The term limits and legal bids are among a dozen amendments to the enabling legislation that set up the water authority and the by-laws of the agency.
Those amendments will now be sent to each legislator representing Barrington, Bristol and Warren for introduction to the General Assembly and anticipated passage during the current session.
“I can’t imagine the amendments not passing with all three town councils unanimously supporting it,” said Solicitor Andrew Teitz.
The town councils of Barrington, Bristol and Warren agreed unanimously to the changes last Thursday evening in a meeting in Barrington Town Hall. The changes were recommended by an ad hoc committee of representatives from each town as a reaction to the audit report that identified a host of problems with the way the authority is operated and managed.
Under the term limits, members of the BCWA board now may serve no more than four consecutive three-year terms before stepping aside for at least three years. Current members may continue to serve two more terms before giving up their seats.
The term limits do not protect any member from being removed at any time by a majority vote of their respective town councils. Each town is expected to develop standards for removal of and expectations for its representatives.
Setting a term limit for a board member who serves as chair was not approved by the town councils. The chair has to be elected from now on by at least six members, however; previously, the chair was selected by the board.
Competitive bids must be sought for all professional services, including legal services that have been provided by Sandra Mack for many years.

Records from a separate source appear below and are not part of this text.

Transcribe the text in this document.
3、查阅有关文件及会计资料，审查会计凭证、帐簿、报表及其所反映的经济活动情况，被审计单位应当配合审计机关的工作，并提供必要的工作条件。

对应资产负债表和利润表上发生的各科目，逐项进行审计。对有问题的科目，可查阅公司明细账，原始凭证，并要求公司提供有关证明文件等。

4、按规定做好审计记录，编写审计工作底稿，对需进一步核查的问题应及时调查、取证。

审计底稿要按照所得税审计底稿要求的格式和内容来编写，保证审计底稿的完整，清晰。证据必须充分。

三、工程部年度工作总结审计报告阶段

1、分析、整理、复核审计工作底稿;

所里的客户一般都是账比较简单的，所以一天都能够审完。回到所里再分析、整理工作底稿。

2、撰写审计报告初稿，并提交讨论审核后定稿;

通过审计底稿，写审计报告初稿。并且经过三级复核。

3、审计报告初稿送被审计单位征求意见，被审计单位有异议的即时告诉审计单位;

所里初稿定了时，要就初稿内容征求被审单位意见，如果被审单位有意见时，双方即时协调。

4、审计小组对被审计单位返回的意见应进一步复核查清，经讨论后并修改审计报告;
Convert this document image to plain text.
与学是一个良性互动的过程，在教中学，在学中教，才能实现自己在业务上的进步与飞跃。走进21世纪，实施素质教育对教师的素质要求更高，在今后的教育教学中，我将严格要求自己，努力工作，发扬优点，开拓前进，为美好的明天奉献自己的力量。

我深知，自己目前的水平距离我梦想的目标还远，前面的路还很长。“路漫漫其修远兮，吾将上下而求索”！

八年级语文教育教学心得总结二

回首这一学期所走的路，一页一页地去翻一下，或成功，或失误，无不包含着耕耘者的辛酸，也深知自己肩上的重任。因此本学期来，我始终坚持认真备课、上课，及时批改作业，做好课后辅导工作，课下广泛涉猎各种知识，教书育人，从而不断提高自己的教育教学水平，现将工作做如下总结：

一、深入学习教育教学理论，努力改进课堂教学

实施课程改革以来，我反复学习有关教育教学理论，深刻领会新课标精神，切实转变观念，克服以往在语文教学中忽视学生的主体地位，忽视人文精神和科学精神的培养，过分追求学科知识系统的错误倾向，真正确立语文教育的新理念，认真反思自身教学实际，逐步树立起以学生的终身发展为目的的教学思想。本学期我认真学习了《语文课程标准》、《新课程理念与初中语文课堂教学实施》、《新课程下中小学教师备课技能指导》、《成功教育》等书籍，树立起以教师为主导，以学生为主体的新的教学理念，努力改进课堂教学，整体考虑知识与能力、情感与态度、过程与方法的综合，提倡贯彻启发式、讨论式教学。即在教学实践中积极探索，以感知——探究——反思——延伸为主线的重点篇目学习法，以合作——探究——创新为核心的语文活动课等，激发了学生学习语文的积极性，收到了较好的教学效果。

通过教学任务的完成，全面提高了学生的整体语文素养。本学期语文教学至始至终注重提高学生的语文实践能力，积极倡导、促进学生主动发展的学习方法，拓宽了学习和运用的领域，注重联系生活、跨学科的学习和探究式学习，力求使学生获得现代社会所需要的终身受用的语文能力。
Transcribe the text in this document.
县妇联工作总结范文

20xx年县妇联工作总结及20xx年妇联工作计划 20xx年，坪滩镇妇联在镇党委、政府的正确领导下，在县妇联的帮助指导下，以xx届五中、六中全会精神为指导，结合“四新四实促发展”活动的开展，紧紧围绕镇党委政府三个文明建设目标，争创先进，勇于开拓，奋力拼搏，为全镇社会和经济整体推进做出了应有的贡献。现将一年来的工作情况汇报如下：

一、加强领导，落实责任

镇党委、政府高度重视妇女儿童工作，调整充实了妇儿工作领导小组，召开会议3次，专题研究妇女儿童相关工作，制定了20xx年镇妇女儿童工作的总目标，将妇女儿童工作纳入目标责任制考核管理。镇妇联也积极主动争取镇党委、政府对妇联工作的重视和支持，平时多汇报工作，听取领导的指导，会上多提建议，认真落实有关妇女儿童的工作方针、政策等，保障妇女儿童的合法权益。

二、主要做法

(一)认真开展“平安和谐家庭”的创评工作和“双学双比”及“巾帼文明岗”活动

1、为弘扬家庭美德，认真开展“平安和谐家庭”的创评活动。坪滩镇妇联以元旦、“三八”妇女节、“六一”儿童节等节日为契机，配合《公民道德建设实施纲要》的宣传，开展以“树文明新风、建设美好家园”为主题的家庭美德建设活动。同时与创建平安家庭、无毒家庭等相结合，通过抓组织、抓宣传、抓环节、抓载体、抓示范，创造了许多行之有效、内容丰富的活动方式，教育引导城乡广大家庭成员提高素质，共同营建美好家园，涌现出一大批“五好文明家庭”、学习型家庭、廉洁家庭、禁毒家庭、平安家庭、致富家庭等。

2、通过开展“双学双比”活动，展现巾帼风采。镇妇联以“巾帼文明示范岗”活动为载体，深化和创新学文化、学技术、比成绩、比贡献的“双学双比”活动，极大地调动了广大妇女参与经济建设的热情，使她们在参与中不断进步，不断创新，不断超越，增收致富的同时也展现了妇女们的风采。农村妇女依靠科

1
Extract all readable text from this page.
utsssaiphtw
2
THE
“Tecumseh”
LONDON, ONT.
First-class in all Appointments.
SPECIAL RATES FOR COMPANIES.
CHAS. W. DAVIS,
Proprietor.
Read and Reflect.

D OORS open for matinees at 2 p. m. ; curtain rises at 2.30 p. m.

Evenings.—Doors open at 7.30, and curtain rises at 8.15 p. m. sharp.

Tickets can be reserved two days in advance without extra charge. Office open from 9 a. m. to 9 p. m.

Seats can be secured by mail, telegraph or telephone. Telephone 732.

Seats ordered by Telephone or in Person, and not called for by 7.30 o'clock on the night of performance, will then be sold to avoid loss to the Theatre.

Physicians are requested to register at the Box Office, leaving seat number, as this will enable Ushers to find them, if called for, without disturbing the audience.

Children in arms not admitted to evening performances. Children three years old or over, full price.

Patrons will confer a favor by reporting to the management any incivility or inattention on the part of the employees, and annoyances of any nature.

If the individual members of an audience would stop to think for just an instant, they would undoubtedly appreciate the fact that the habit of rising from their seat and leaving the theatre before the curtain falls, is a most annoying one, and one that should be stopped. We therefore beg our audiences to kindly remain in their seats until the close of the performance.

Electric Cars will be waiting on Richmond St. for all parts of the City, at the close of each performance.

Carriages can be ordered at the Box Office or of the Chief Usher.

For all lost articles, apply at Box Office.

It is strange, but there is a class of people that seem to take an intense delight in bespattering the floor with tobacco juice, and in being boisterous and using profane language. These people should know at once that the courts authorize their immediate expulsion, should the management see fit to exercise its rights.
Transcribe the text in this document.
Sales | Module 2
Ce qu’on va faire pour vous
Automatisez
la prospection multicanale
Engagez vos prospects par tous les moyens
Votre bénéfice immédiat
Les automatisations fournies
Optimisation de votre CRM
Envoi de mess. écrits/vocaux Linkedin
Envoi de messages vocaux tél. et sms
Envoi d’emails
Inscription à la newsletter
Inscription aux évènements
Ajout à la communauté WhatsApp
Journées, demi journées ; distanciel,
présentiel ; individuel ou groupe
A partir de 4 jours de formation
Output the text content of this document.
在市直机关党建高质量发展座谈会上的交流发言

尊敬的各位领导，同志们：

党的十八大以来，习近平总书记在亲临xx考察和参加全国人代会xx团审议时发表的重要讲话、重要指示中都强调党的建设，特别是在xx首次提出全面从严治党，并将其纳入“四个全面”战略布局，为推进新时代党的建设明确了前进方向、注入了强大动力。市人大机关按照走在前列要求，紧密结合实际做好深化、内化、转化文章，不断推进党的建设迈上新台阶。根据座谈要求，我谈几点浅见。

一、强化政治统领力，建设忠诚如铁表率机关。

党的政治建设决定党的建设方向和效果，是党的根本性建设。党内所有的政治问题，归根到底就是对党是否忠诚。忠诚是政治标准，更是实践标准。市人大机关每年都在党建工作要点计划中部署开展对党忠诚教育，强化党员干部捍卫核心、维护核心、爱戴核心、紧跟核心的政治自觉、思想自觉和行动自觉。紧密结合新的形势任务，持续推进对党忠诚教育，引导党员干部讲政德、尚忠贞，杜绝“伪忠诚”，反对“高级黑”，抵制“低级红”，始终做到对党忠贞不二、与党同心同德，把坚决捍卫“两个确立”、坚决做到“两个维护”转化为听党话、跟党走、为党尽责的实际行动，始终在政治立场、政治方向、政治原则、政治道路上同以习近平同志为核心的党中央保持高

The board debated going out for bid for legal services at its most recent meeting. Any future debate on bids for legal services becomes moot if the amendments are approved by the General Assembly.
“The board doesn’t have to take the low bidder,” said Teitz. “It just has to go to bid for legal services.”
Directors will now be paid $1,000 per year -- no longer $50 per meeting up to $1,500 a year. The chairman will receive $1,500.
A vice chairman of the board also will be elected and must live in a different town than the chairman.
A super-majority of seven directors was reduced to six directors for the approval of most major business handled by the board. At least one director, however, must come from each town.
At least one public hearing to which ratepayers are invited must be held before new water rates or fees are set. It must be advertised in a local newspaper and online and posted in the town halls to accommodate Rhode Island’s open meeting law.
The executive director’s compensation must be negotiated separately by the board. It cannot be tied in any way to the contract for union employees.
Members of the board are now prohibited from involvement in day-to-day operations of the water authority.
Notices of all meetings must now comply with the Rhode Island Open Meetings Act.
The ad hoc task force was formed by the Barrington, Warren and Bristol town councils to study the BCWA-creating legislation and by-laws.